We kunnen dit overdreven vinden. Genieten is toch niet verboden? In de Bijbel wordt weliswaar tot matigheid opgeroepen, maar de Prediker zegt toch ook: „Eet uw brood met vreugde en drink uw wijn van goeder harte.” En eerder noemde hij het „een goede zaak, die schoon is” wanneer iemand eet en drinkt en geniet van het goede dat het werk hem oplevert.
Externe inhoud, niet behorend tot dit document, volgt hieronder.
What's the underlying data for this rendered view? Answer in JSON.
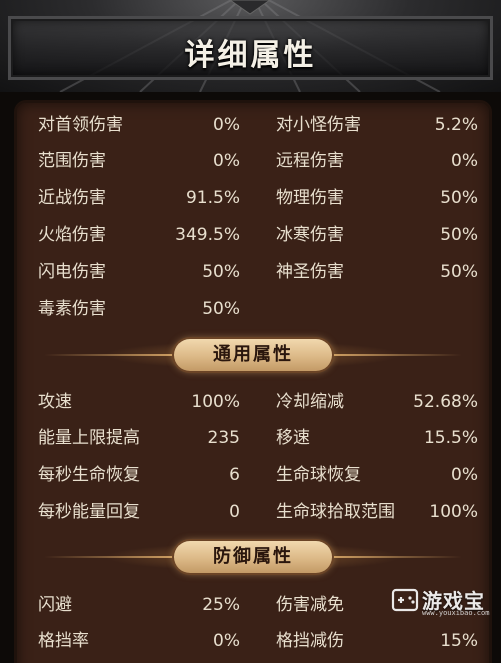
{
  "header": {
    "title": "详细属性"
  },
  "damage_stats": {
    "left": [
      {
        "label": "对首领伤害",
        "value": "0%"
      },
      {
        "label": "范围伤害",
        "value": "0%"
      },
      {
        "label": "近战伤害",
        "value": "91.5%"
      },
      {
        "label": "火焰伤害",
        "value": "349.5%"
      },
      {
        "label": "闪电伤害",
        "value": "50%"
      },
      {
        "label": "毒素伤害",
        "value": "50%"
      }
    ],
    "right": [
      {
        "label": "对小怪伤害",
        "value": "5.2%"
      },
      {
        "label": "远程伤害",
        "value": "0%"
      },
      {
        "label": "物理伤害",
        "value": "50%"
      },
      {
        "label": "冰寒伤害",
        "value": "50%"
      },
      {
        "label": "神圣伤害",
        "value": "50%"
      }
    ]
  },
  "general_section": {
    "title": "通用属性",
    "left": [
      {
        "label": "攻速",
        "value": "100%"
      },
      {
        "label": "能量上限提高",
        "value": "235"
      },
      {
        "label": "每秒生命恢复",
        "value": "6"
      },
      {
        "label": "每秒能量回复",
        "value": "0"
      }
    ],
    "right": [
      {
        "label": "冷却缩减",
        "value": "52.68%"
      },
      {
        "label": "移速",
        "value": "15.5%"
      },
      {
        "label": "生命球恢复",
        "value": "0%"
      },
      {
        "label": "生命球拾取范围",
        "value": "100%"
      }
    ]
  },
  "defense_section": {
    "title": "防御属性",
    "left": [
      {
        "label": "闪避",
        "value": "25%"
      },
      {
        "label": "格挡率",
        "value": "0%"
      }
    ],
    "right": [
      {
        "label": "伤害减免",
        "value": ""
      },
      {
        "label": "格挡减伤",
        "value": "15%"
      }
    ]
  },
  "watermark": {
    "icon": "gamepad-icon",
    "text": "游戏宝",
    "url": "www.youxibao.com"
  },
  "colors": {
    "panel_bg": "#3a2117",
    "text": "#e8dfce",
    "pill_bg": "#dcb987",
    "pill_text": "#2a160d"
  }
}
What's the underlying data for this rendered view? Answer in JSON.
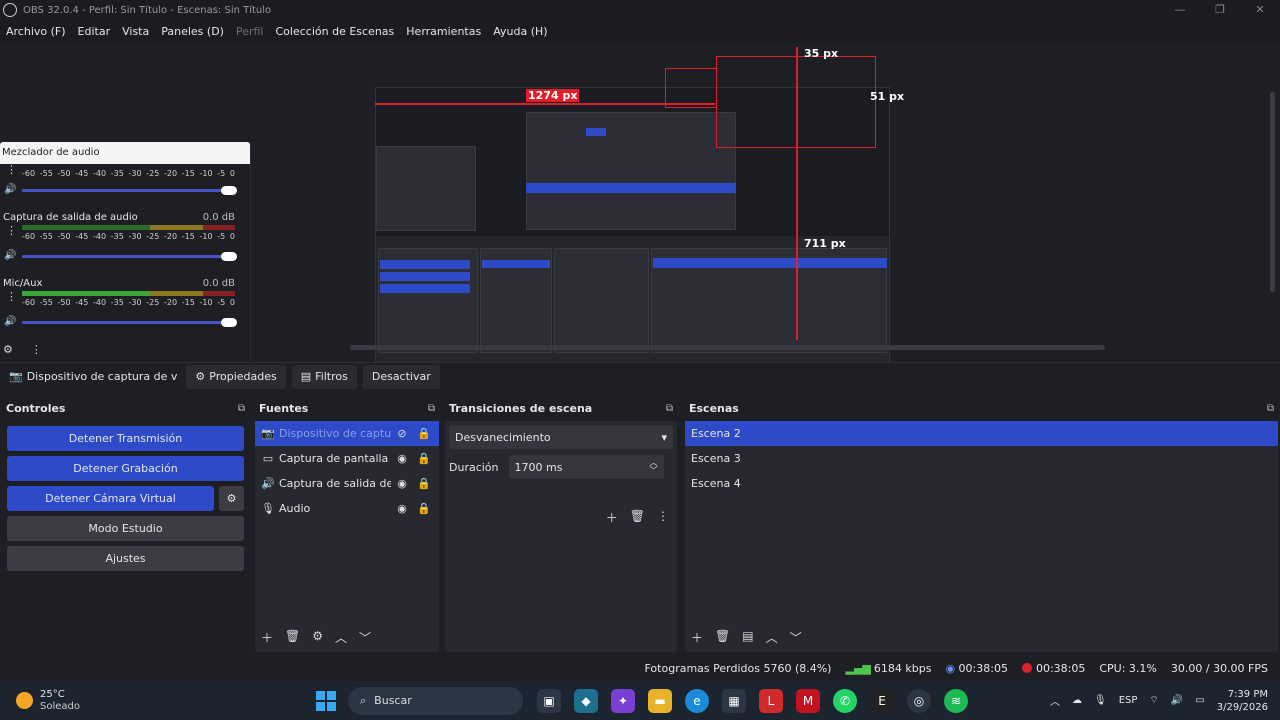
{
  "window": {
    "title": "OBS 32.0.4 - Perfil: Sin Título - Escenas: Sin Título",
    "controls": [
      "—",
      "❐",
      "✕"
    ]
  },
  "menu": [
    "Archivo (F)",
    "Editar",
    "Vista",
    "Paneles (D)",
    "Perfil",
    "Colección de Escenas",
    "Herramientas",
    "Ayuda (H)"
  ],
  "preview": {
    "measurements": {
      "w": "1274 px",
      "top": "35 px",
      "side": "51 px",
      "h": "711 px"
    }
  },
  "mixer": {
    "title": "Mezclador de audio",
    "ticks": [
      "-60",
      "-55",
      "-50",
      "-45",
      "-40",
      "-35",
      "-30",
      "-25",
      "-20",
      "-15",
      "-10",
      "-5",
      "0"
    ],
    "channels": [
      {
        "name": "",
        "db": ""
      },
      {
        "name": "Captura de salida de audio",
        "db": "0.0 dB"
      },
      {
        "name": "Mic/Aux",
        "db": "0.0 dB"
      }
    ]
  },
  "source_toolbar": {
    "source": "Dispositivo de captura de v",
    "properties": "Propiedades",
    "filters": "Filtros",
    "deactivate": "Desactivar"
  },
  "controls": {
    "title": "Controles",
    "buttons": [
      "Detener Transmisión",
      "Detener Grabación",
      "Detener Cámara Virtual",
      "Modo Estudio",
      "Ajustes"
    ]
  },
  "sources": {
    "title": "Fuentes",
    "items": [
      {
        "label": "Dispositivo de captura",
        "icon": "camera-icon"
      },
      {
        "label": "Captura de pantalla",
        "icon": "monitor-icon"
      },
      {
        "label": "Captura de salida de a",
        "icon": "speaker-icon"
      },
      {
        "label": "Audio",
        "icon": "mic-icon"
      }
    ]
  },
  "transitions": {
    "title": "Transiciones de escena",
    "selected": "Desvanecimiento",
    "duration_label": "Duración",
    "duration_value": "1700 ms"
  },
  "scenes": {
    "title": "Escenas",
    "items": [
      "Escena 2",
      "Escena 3",
      "Escena 4"
    ]
  },
  "status": {
    "dropped": "Fotogramas Perdidos 5760 (8.4%)",
    "bitrate": "6184 kbps",
    "stream_time": "00:38:05",
    "rec_time": "00:38:05",
    "cpu": "CPU: 3.1%",
    "fps": "30.00 / 30.00 FPS"
  },
  "taskbar": {
    "temp": "25°C",
    "weather": "Soleado",
    "search": "Buscar",
    "lang": "ESP",
    "time": "7:39 PM",
    "date": "3/29/2026"
  }
}
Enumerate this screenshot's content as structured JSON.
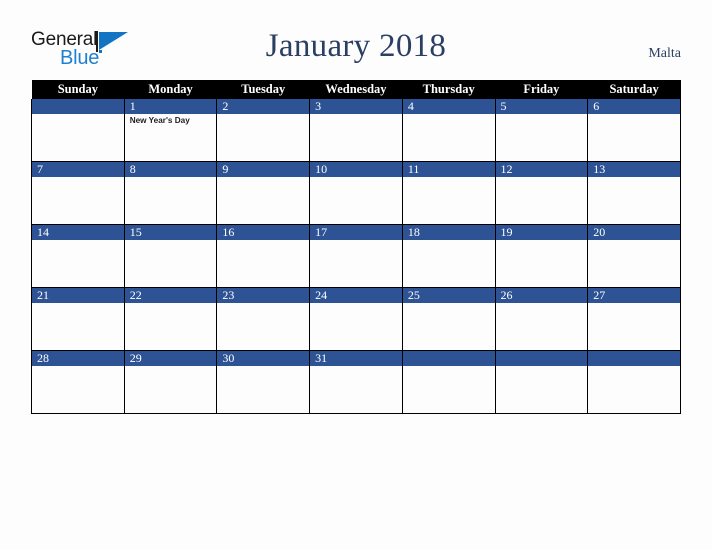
{
  "brand": {
    "word_one": "General",
    "word_two": "Blue",
    "triangle_color": "#1374c4",
    "word_one_color": "#1a1a1a",
    "word_two_color": "#1f7fd0"
  },
  "header": {
    "title": "January 2018",
    "country": "Malta",
    "title_color": "#2b3f63"
  },
  "calendar": {
    "weekday_headers": [
      "Sunday",
      "Monday",
      "Tuesday",
      "Wednesday",
      "Thursday",
      "Friday",
      "Saturday"
    ],
    "header_bg": "#000000",
    "header_text_color": "#ffffff",
    "daynum_bg": "#2e5395",
    "daynum_text_color": "#ffffff",
    "cell_bg": "#fdfdfd",
    "grid_line_color": "#000000",
    "weeks": [
      [
        {
          "day": "",
          "events": []
        },
        {
          "day": "1",
          "events": [
            "New Year's Day"
          ]
        },
        {
          "day": "2",
          "events": []
        },
        {
          "day": "3",
          "events": []
        },
        {
          "day": "4",
          "events": []
        },
        {
          "day": "5",
          "events": []
        },
        {
          "day": "6",
          "events": []
        }
      ],
      [
        {
          "day": "7",
          "events": []
        },
        {
          "day": "8",
          "events": []
        },
        {
          "day": "9",
          "events": []
        },
        {
          "day": "10",
          "events": []
        },
        {
          "day": "11",
          "events": []
        },
        {
          "day": "12",
          "events": []
        },
        {
          "day": "13",
          "events": []
        }
      ],
      [
        {
          "day": "14",
          "events": []
        },
        {
          "day": "15",
          "events": []
        },
        {
          "day": "16",
          "events": []
        },
        {
          "day": "17",
          "events": []
        },
        {
          "day": "18",
          "events": []
        },
        {
          "day": "19",
          "events": []
        },
        {
          "day": "20",
          "events": []
        }
      ],
      [
        {
          "day": "21",
          "events": []
        },
        {
          "day": "22",
          "events": []
        },
        {
          "day": "23",
          "events": []
        },
        {
          "day": "24",
          "events": []
        },
        {
          "day": "25",
          "events": []
        },
        {
          "day": "26",
          "events": []
        },
        {
          "day": "27",
          "events": []
        }
      ],
      [
        {
          "day": "28",
          "events": []
        },
        {
          "day": "29",
          "events": []
        },
        {
          "day": "30",
          "events": []
        },
        {
          "day": "31",
          "events": []
        },
        {
          "day": "",
          "events": []
        },
        {
          "day": "",
          "events": []
        },
        {
          "day": "",
          "events": []
        }
      ]
    ]
  }
}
Maar daarmee kunnen we Augustinus niet van tafel vegen. Het gaat hem immers om een hoger doel. Ons leven moet gericht zijn op het toekomende, op God Zelf, en niet al te zeer verstrengeld raken met het hier en nu. Er komt een moment dat God „de spijze van de buik tenietdoet” als Hij „de behoefte door een wonderlijke verzadiging zal vernietigen, en dit verderfelijke zal bekleden met eeuwige onverderfelijkheid.”
Zingen
Augustinus begint te zingen. „U wil ik zien, Die de rechtvaardigheid en zondeloosheid zijt, schoon en heerlijk voor ogen, die recht zien, en ik wil U zien in onverzadigbare verzadiging. Bij U is rust en een onverstoorbaar leven. Wie bij U ingaat, gaat in in de vreugde zijns Heeren en hij zal niet vrezen en het zal hem het best zijn bij de Beste.”
Het is opmerkelijk dat juist reformatorische christenen zich niet zelden zo intensief met het thema gezondheid bezighouden. Daar is op zich niets mis mee. Gezondheid is een kostbaar goed en daar kunnen we gerust zuinig op zijn.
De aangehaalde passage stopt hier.